Luckily, the actor says Dietland (both in book and series form) is helping to break down the walls between the population of plus size women in America and proper representation, largely because her character (slight spoiler) is not going to ever transform the way Plum desires at the start of the series. And Nash says it's revolutionary "to follow somebody like me, a fat person, who goes through a journey and is transformed, but doesn’t lose weight. That’s, like, shocking. Sadly," she says. Plum's weight loss never happens (that Nash knows of), but she won't suddenly find a better wardrobe either (or a man to prove she's alright), and there won't be a triumphant montage of her walking confidently down to the street in a colorful dress to some jaunty Diana Ross classic. Dietland gives its central character so much more than that — and that's why Nash says she feels so seen.
"I’d never read of somebody like me who is fat and the book doesn’t end with [a transformation]. Like, [Dietland] takes her seriously," she says. "Interesting things happen to fat people, you know what I mean? I feel like that doesn’t get acknowledged."

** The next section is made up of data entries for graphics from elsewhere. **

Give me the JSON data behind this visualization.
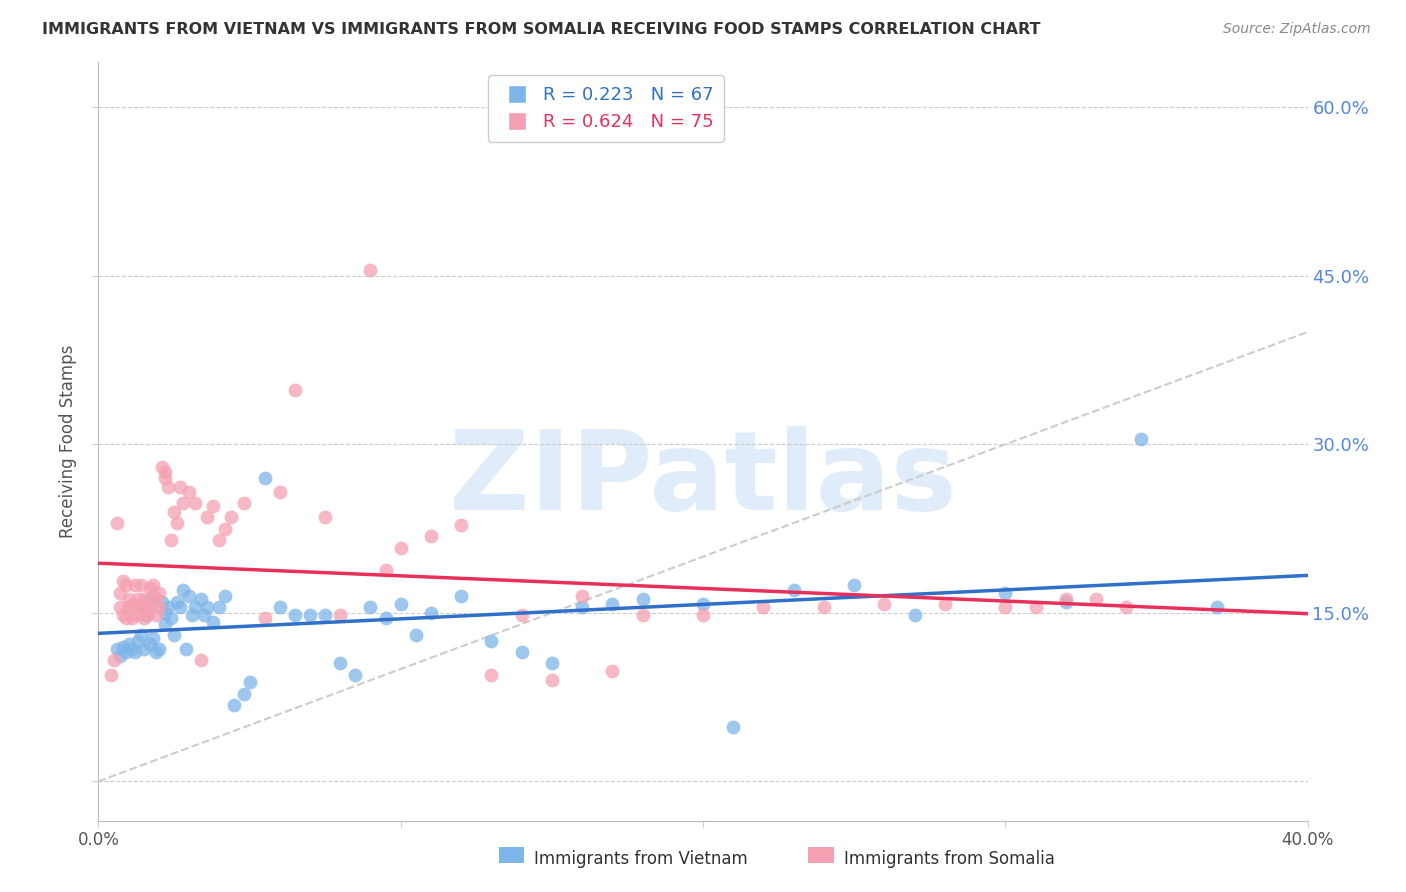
{
  "title": "IMMIGRANTS FROM VIETNAM VS IMMIGRANTS FROM SOMALIA RECEIVING FOOD STAMPS CORRELATION CHART",
  "source": "Source: ZipAtlas.com",
  "ylabel": "Receiving Food Stamps",
  "xmin": 0.0,
  "xmax": 0.4,
  "ymin": -0.035,
  "ymax": 0.64,
  "vietnam_color": "#7eb5e8",
  "somalia_color": "#f4a0b0",
  "vietnam_line_color": "#3070c8",
  "somalia_line_color": "#e8305a",
  "vietnam_R": 0.223,
  "vietnam_N": 67,
  "somalia_R": 0.624,
  "somalia_N": 75,
  "watermark": "ZIPatlas",
  "legend_label_vietnam": "Immigrants from Vietnam",
  "legend_label_somalia": "Immigrants from Somalia",
  "ytick_vals": [
    0.0,
    0.15,
    0.3,
    0.45,
    0.6
  ],
  "ytick_labels": [
    "",
    "15.0%",
    "30.0%",
    "45.0%",
    "60.0%"
  ],
  "vietnam_points_x": [
    0.006,
    0.007,
    0.008,
    0.009,
    0.01,
    0.011,
    0.012,
    0.013,
    0.014,
    0.015,
    0.015,
    0.016,
    0.017,
    0.017,
    0.018,
    0.019,
    0.02,
    0.021,
    0.022,
    0.022,
    0.023,
    0.024,
    0.025,
    0.026,
    0.027,
    0.028,
    0.029,
    0.03,
    0.031,
    0.032,
    0.034,
    0.035,
    0.036,
    0.038,
    0.04,
    0.042,
    0.045,
    0.048,
    0.05,
    0.055,
    0.06,
    0.065,
    0.07,
    0.075,
    0.08,
    0.085,
    0.09,
    0.095,
    0.1,
    0.105,
    0.11,
    0.12,
    0.13,
    0.14,
    0.15,
    0.16,
    0.17,
    0.18,
    0.2,
    0.21,
    0.23,
    0.25,
    0.27,
    0.3,
    0.32,
    0.345,
    0.37
  ],
  "vietnam_points_y": [
    0.118,
    0.112,
    0.12,
    0.115,
    0.122,
    0.118,
    0.115,
    0.125,
    0.13,
    0.118,
    0.155,
    0.148,
    0.122,
    0.162,
    0.128,
    0.115,
    0.118,
    0.16,
    0.15,
    0.14,
    0.155,
    0.145,
    0.13,
    0.16,
    0.155,
    0.17,
    0.118,
    0.165,
    0.148,
    0.155,
    0.162,
    0.148,
    0.155,
    0.142,
    0.155,
    0.165,
    0.068,
    0.078,
    0.088,
    0.27,
    0.155,
    0.148,
    0.148,
    0.148,
    0.105,
    0.095,
    0.155,
    0.145,
    0.158,
    0.13,
    0.15,
    0.165,
    0.125,
    0.115,
    0.105,
    0.155,
    0.158,
    0.162,
    0.158,
    0.048,
    0.17,
    0.175,
    0.148,
    0.168,
    0.16,
    0.305,
    0.155
  ],
  "somalia_points_x": [
    0.004,
    0.005,
    0.006,
    0.007,
    0.007,
    0.008,
    0.008,
    0.009,
    0.009,
    0.01,
    0.01,
    0.011,
    0.011,
    0.012,
    0.012,
    0.013,
    0.013,
    0.014,
    0.014,
    0.015,
    0.015,
    0.016,
    0.016,
    0.017,
    0.017,
    0.018,
    0.018,
    0.019,
    0.019,
    0.02,
    0.02,
    0.021,
    0.022,
    0.022,
    0.023,
    0.024,
    0.025,
    0.026,
    0.027,
    0.028,
    0.03,
    0.032,
    0.034,
    0.036,
    0.038,
    0.04,
    0.042,
    0.044,
    0.048,
    0.055,
    0.06,
    0.065,
    0.075,
    0.08,
    0.09,
    0.095,
    0.1,
    0.11,
    0.12,
    0.13,
    0.14,
    0.15,
    0.16,
    0.17,
    0.18,
    0.2,
    0.22,
    0.24,
    0.26,
    0.28,
    0.3,
    0.31,
    0.32,
    0.33,
    0.34
  ],
  "somalia_points_y": [
    0.095,
    0.108,
    0.23,
    0.155,
    0.168,
    0.148,
    0.178,
    0.145,
    0.175,
    0.155,
    0.162,
    0.158,
    0.145,
    0.155,
    0.175,
    0.148,
    0.162,
    0.158,
    0.175,
    0.145,
    0.162,
    0.155,
    0.148,
    0.155,
    0.172,
    0.165,
    0.175,
    0.148,
    0.162,
    0.155,
    0.168,
    0.28,
    0.27,
    0.275,
    0.262,
    0.215,
    0.24,
    0.23,
    0.262,
    0.248,
    0.258,
    0.248,
    0.108,
    0.235,
    0.245,
    0.215,
    0.225,
    0.235,
    0.248,
    0.145,
    0.258,
    0.348,
    0.235,
    0.148,
    0.455,
    0.188,
    0.208,
    0.218,
    0.228,
    0.095,
    0.148,
    0.09,
    0.165,
    0.098,
    0.148,
    0.148,
    0.155,
    0.155,
    0.158,
    0.158,
    0.155,
    0.155,
    0.162,
    0.162,
    0.155
  ]
}
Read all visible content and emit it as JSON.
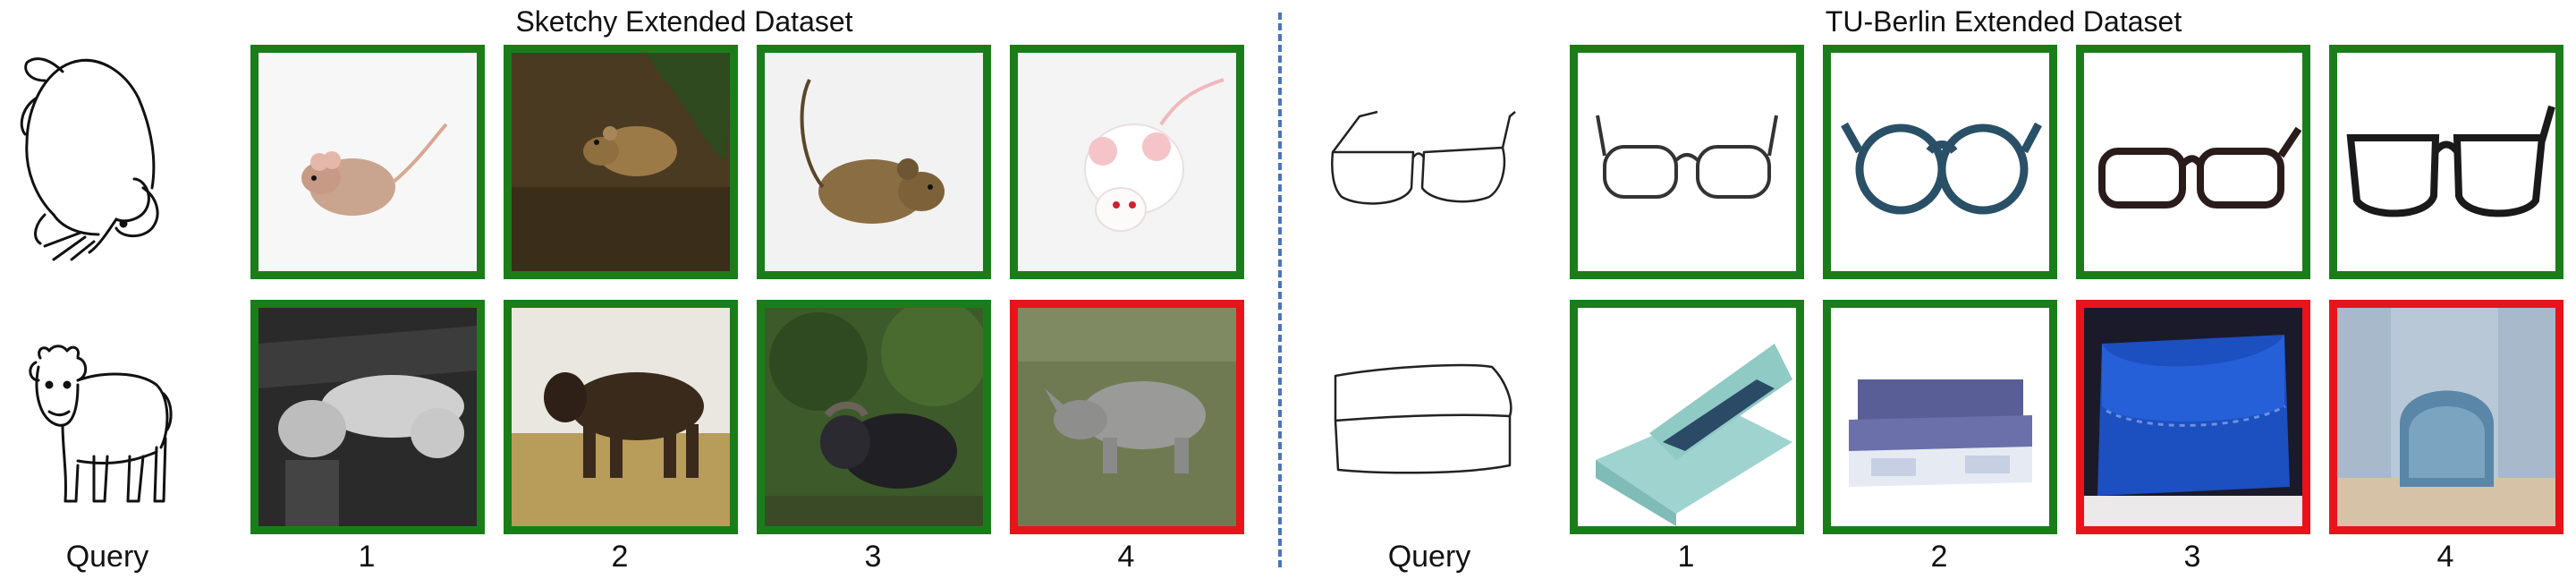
{
  "panels": [
    {
      "title": "Sketchy Extended Dataset",
      "query_label": "Query",
      "rank_labels": [
        "1",
        "2",
        "3",
        "4"
      ],
      "rows": [
        {
          "query_icon": "mouse-sketch-icon",
          "results": [
            {
              "icon": "mouse-photo-icon",
              "correct": true
            },
            {
              "icon": "mouse-photo-icon",
              "correct": true
            },
            {
              "icon": "mouse-photo-icon",
              "correct": true
            },
            {
              "icon": "white-mouse-photo-icon",
              "correct": true
            }
          ]
        },
        {
          "query_icon": "cow-sketch-icon",
          "results": [
            {
              "icon": "cattle-photo-icon",
              "correct": true
            },
            {
              "icon": "cow-photo-icon",
              "correct": true
            },
            {
              "icon": "buffalo-photo-icon",
              "correct": true
            },
            {
              "icon": "rhino-photo-icon",
              "correct": false
            }
          ]
        }
      ]
    },
    {
      "title": "TU-Berlin Extended Dataset",
      "query_label": "Query",
      "rank_labels": [
        "1",
        "2",
        "3",
        "4"
      ],
      "rows": [
        {
          "query_icon": "eyeglasses-sketch-icon",
          "results": [
            {
              "icon": "eyeglasses-photo-icon",
              "correct": true
            },
            {
              "icon": "eyeglasses-photo-icon",
              "correct": true
            },
            {
              "icon": "eyeglasses-photo-icon",
              "correct": true
            },
            {
              "icon": "eyeglasses-photo-icon",
              "correct": true
            }
          ]
        },
        {
          "query_icon": "couch-sketch-icon",
          "results": [
            {
              "icon": "storage-bed-photo-icon",
              "correct": true
            },
            {
              "icon": "sofa-photo-icon",
              "correct": true
            },
            {
              "icon": "blue-purse-photo-icon",
              "correct": false
            },
            {
              "icon": "coin-purse-photo-icon",
              "correct": false
            }
          ]
        }
      ]
    }
  ],
  "colors": {
    "correct": "#1a7d1a",
    "wrong": "#e8141a",
    "divider": "#4a74b8"
  }
}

And interesting things certainly happen to Plum. In the first three episodes of the series alone, Plum finds herself being borderline stalked by an intern from Kitty's magazine Daisy Chain, before being recruited into a radical feminist society called Calliope House by a woman whose mother started one of the most notorious fad diets in history. She wants Plum to start her new program, which requires her to get off her anxiety medication and hopefully change her mind about the lap-band surgery she so desperately hopes will change her life. As a result of withdrawal from her meds, Plum spirals into hallucinations (one presents a reality in which her apartment is the jungle and a real life detective becomes a tiger-man hybrid who's both an enabler of Plum's desire to binge on take-out and an insatiable sexual partner). And as she trudges through the visions and harsh, cruel thoughts that her medication withdrawal begets, Plum's journey promises to get ever weirder, and ever closer to the path of a notorious feminist terrorist group, Jennifer, which makes itself known with the public executions of 12 previously unpunished male rapists and sex offenders. By Episode 4, the detective (the handsome one she imagined as a tiger, naturally) is asking Plum to be "a hero" and infiltrate Calliope House in hopes of helping him find a connection to Jennifer. And while Nash's character certainly prescribes to the societal pressure to be thinner (she's consistently fighting the urge to envision herself as "Alicia," the thinner version of herself in her head), the character's journey is very clearly headed somewhere else and somewhere much bigger than whether or not a piece of chocolate cake fits into her diet plan.
"Plum thinks that her life is going to like start when she’s thin, at the beginning. And then, you know, it starts way before that," Nash says teasingly.
And hopefully, by the time Season 1 of Dietland concludes, Plum — and every woman who feels seen by watching her journey — can realize that's not just a truth for a character in a wild story on a fantastical TV show, but a truth that's available to them, too.